Water reuse has overtaken desal. What does it mean?
Published March 24th, 2016
I have been in Jeddah this week for the launch of the National Water Company’s Western Region projects, before coming back to the office to work on some of the forecasts for our new Global Water Market report. The two activities complement each other quite well. The issue I have been working on in terms of forecasts is the relative outlook for desalination versus water reuse. The data suggests that the reuse market probably overtook the desal market in 2014 in terms of new capacity contracted, and that demand for water reuse will stay ahead of demand for desalination for the next seven or eight years. This is in part because of the current weakness of the desalination market (demand for brackish and seawater desal remains around 70% down on the 2007 peak) and in part because of the strength of the reuse market. Getting out into the field helps put a narrative to the data.
I think that what we are seeing in Saudi Arabia – and the rest of the GCC region – is a switch from production being the main driver of investment to water efficiency becoming a more important policy goal. This is happening for a number of reasons. The most obvious is the fall in the oil price: governments want to rein in spending while ensuring that they still have the water they need to grow their economy. A second reason is that even before the oil price fell, the scale of investment that was going into desalination was becoming a source of fear for the future. Governments began to worry that the ever larger proportion of their oil and gas resources which was devoted to water production was fundamentally unsustainable. Increasing the efficiency with which water is being used became the only hope of ensuring that countries were not impoverished by their own success. A third factor has been the maturing of the utility sector in the region. The National Water Company is a case in point. Ten years ago, water distribution was the responsibility of the Ministry of Water and Electricity. Its dusty offices seemed suffused with the lethargy that comes with secure government jobs and low expectations of performance. Today, the Saudi National Water Company must rank as one of the most hyper-active water utilities in the world, surpassing even Singapore in terms of the scale of the projects it has been working on simultaneously. Utilities across the region have become dramatically more professional as populations have grown and service expectations have risen.
The push for greater efficiency in water encompasses a range of different initiatives: tariff reform, leakage reduction, smart metering, and reuse. It is reuse, however, which can generate the most powerful value proposition.
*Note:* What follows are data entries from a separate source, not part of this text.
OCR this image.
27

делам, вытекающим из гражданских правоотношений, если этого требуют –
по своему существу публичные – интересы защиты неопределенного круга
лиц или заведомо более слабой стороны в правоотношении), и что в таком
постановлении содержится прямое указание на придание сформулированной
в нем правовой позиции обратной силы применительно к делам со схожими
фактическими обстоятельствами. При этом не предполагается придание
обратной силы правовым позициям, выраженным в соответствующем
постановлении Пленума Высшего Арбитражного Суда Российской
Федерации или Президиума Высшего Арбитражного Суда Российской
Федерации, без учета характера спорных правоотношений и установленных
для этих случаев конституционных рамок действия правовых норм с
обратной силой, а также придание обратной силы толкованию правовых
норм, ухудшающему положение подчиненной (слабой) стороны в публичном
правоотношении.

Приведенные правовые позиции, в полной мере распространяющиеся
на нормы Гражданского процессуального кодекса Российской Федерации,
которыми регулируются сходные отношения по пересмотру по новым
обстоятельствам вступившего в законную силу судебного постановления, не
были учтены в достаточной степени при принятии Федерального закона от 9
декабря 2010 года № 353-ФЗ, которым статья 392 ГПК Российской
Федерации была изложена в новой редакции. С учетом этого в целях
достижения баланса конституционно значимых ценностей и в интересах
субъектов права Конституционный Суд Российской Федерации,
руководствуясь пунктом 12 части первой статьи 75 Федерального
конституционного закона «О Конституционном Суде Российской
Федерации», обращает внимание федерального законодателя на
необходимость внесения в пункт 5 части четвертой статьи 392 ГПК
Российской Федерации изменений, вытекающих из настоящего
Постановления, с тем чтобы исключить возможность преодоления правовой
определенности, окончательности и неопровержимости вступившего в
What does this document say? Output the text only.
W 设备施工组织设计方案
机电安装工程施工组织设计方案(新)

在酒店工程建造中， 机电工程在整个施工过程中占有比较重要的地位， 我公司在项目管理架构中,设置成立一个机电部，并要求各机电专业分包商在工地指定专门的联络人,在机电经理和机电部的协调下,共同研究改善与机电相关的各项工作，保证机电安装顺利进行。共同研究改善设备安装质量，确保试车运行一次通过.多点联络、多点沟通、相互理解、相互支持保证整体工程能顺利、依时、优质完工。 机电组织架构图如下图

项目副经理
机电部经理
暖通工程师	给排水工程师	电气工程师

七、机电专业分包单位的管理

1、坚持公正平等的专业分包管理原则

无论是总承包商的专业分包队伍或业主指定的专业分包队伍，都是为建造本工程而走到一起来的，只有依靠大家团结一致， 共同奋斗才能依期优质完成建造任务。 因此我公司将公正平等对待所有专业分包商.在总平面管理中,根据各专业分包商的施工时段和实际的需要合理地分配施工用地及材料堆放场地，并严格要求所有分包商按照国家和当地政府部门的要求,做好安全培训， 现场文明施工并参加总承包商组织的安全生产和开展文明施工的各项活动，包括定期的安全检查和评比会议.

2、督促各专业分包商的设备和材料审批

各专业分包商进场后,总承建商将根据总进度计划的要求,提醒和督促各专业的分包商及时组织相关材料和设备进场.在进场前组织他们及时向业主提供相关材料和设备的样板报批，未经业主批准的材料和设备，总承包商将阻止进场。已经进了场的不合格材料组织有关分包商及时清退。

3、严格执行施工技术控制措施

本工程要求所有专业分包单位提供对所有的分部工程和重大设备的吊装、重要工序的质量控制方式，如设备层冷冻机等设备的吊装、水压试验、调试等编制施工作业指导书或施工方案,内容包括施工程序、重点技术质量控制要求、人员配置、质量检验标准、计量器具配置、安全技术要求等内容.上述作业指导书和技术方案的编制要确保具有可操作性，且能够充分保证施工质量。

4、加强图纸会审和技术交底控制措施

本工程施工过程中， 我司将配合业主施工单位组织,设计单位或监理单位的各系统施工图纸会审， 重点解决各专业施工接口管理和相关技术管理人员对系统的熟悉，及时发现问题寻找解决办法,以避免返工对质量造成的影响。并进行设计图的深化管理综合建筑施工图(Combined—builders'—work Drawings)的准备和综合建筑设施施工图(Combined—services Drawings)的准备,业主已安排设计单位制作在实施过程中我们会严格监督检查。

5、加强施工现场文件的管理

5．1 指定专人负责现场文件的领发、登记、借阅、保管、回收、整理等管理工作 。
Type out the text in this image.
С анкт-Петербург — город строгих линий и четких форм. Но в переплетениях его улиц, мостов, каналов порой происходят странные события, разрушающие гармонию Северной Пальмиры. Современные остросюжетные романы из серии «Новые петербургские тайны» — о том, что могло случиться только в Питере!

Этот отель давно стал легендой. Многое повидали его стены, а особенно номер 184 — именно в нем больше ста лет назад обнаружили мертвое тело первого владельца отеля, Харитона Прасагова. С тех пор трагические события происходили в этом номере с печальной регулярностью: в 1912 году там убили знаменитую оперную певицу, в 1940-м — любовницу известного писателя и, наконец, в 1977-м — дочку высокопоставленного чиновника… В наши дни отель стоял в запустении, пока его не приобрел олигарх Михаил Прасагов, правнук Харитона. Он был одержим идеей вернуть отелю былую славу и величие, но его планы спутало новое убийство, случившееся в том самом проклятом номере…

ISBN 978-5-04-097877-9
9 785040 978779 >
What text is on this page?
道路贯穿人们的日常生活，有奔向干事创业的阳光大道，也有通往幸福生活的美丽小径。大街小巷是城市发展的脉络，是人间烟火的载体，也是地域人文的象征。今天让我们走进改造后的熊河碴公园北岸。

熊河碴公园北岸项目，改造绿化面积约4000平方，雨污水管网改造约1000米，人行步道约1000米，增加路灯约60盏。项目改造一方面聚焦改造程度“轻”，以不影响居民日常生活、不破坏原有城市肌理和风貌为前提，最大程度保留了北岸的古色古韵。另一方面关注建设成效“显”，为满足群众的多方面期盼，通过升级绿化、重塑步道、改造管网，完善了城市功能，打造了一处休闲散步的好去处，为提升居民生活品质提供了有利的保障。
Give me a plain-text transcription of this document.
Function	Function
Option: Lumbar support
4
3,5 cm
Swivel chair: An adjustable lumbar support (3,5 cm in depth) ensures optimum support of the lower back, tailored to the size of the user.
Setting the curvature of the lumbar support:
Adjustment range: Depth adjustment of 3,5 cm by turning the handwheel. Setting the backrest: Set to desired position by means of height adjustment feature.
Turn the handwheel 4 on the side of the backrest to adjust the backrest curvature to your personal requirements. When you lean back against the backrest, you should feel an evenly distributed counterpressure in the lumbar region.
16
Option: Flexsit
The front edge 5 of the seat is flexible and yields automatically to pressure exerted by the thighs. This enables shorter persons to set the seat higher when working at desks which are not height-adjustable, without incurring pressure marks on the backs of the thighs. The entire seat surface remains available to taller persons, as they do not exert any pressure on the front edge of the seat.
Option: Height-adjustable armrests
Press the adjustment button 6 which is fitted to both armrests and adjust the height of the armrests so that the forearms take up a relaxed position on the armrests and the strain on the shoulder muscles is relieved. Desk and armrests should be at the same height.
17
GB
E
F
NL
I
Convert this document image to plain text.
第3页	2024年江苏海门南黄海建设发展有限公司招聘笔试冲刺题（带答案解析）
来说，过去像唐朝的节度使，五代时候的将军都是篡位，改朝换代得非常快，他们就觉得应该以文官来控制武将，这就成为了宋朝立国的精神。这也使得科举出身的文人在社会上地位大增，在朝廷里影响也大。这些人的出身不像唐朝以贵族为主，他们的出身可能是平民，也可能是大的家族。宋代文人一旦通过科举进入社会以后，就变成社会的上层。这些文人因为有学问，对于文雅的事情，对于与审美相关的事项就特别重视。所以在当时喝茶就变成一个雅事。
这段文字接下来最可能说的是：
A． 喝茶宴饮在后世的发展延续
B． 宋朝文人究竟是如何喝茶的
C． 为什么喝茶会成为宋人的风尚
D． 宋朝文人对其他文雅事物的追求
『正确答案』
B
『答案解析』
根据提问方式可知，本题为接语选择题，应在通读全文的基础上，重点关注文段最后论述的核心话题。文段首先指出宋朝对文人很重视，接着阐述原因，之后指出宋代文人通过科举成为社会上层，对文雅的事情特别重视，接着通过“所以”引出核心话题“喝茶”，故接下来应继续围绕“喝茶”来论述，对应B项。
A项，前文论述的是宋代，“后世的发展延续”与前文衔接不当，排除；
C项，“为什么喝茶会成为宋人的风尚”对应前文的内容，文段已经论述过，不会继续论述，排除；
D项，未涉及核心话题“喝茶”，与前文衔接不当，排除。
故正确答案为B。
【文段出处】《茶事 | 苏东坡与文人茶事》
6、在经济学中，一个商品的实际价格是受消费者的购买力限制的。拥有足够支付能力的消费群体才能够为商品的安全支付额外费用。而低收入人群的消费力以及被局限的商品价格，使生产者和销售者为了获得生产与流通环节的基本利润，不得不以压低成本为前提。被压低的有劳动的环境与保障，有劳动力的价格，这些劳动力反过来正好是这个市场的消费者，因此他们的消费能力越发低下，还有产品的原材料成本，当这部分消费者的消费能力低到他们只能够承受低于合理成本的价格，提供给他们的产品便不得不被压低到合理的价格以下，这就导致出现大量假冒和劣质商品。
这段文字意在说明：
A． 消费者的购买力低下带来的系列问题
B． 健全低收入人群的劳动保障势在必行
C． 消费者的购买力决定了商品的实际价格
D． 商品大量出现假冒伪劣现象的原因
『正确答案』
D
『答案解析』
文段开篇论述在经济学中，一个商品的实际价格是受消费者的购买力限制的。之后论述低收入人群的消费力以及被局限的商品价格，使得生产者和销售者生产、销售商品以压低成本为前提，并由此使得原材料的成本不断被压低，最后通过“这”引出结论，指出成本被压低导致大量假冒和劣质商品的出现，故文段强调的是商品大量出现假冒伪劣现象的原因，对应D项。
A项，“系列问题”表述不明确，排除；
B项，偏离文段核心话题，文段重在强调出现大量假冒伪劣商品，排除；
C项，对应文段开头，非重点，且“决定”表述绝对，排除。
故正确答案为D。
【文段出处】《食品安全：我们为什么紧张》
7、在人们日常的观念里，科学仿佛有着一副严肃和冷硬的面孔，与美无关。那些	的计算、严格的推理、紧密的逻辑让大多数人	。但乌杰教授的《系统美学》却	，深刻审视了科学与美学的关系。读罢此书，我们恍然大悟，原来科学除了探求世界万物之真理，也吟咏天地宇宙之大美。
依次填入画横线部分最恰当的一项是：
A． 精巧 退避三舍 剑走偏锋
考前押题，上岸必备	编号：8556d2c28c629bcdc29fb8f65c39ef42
Besides reducing the need to invest in new production capacity, it also turns something which is generally a cost centre (i.e. wastewater treatment) into a profit centre (i.e. recycled water sales). In Saudi Arabia it has become a key source of revenue for the National Water Company. The company has developed a fast-growing business selling treated sewage effluent to industrial users such as Aramco and Sabic.
Looking at the global picture, these issues of water efficiency and financial benefit are driving demand for water reuse, but the political dimension is also an important driver. There are two sides to the politics. One is that after the Australian experience, politicians – particularly in America – have become wary of ordering up desalination plants in response to drought. In California, for example, the millennial drought that the state is currently facing has had virtually no impact on the market for seawater desalination. It has, however, had a major impact on demand for water reuse (see GWI’s Water Reuse tracker for details), which seems easier to justify even after the rains return. In fact, political support for reuse during drought conditions is such that indirect potable reuse may be broadly accepted by Californians within five years.
The other side of the politics of reuse is corporate: business water users are discovering that taking municipal wastewater is a low-cost, environmentally friendly and politically advantageous alternative to depleting natural freshwater resources. We are beginning to see industry engaging with the municipal utility sector to explore water resourcing alternatives, while on the other side, utilities are beginning to see the opportunity in reaching out to industrial water users in the way that the National Water Company has in Saudi Arabia.
So if water efficiency and water politics are driving demand for water reuse, how can I be so confident that desalination will make a comeback? One news item I noticed this week was the decision by the Victorian government in Australia to place its first order of water from the Wonthaggi desalination plant. Drought has returned, and there is no alternative. It puts to bed the argument that Australia’s big desal plants are expensive white elephants. Ultimately they are the only drought-proof renewable water resource available in coastal areas. Yes, it is important to drive efficiency across the water cycle, but that alone will not solve the problem. Sooner or later you need new water in the system, and seawater desalination may be the only alternative.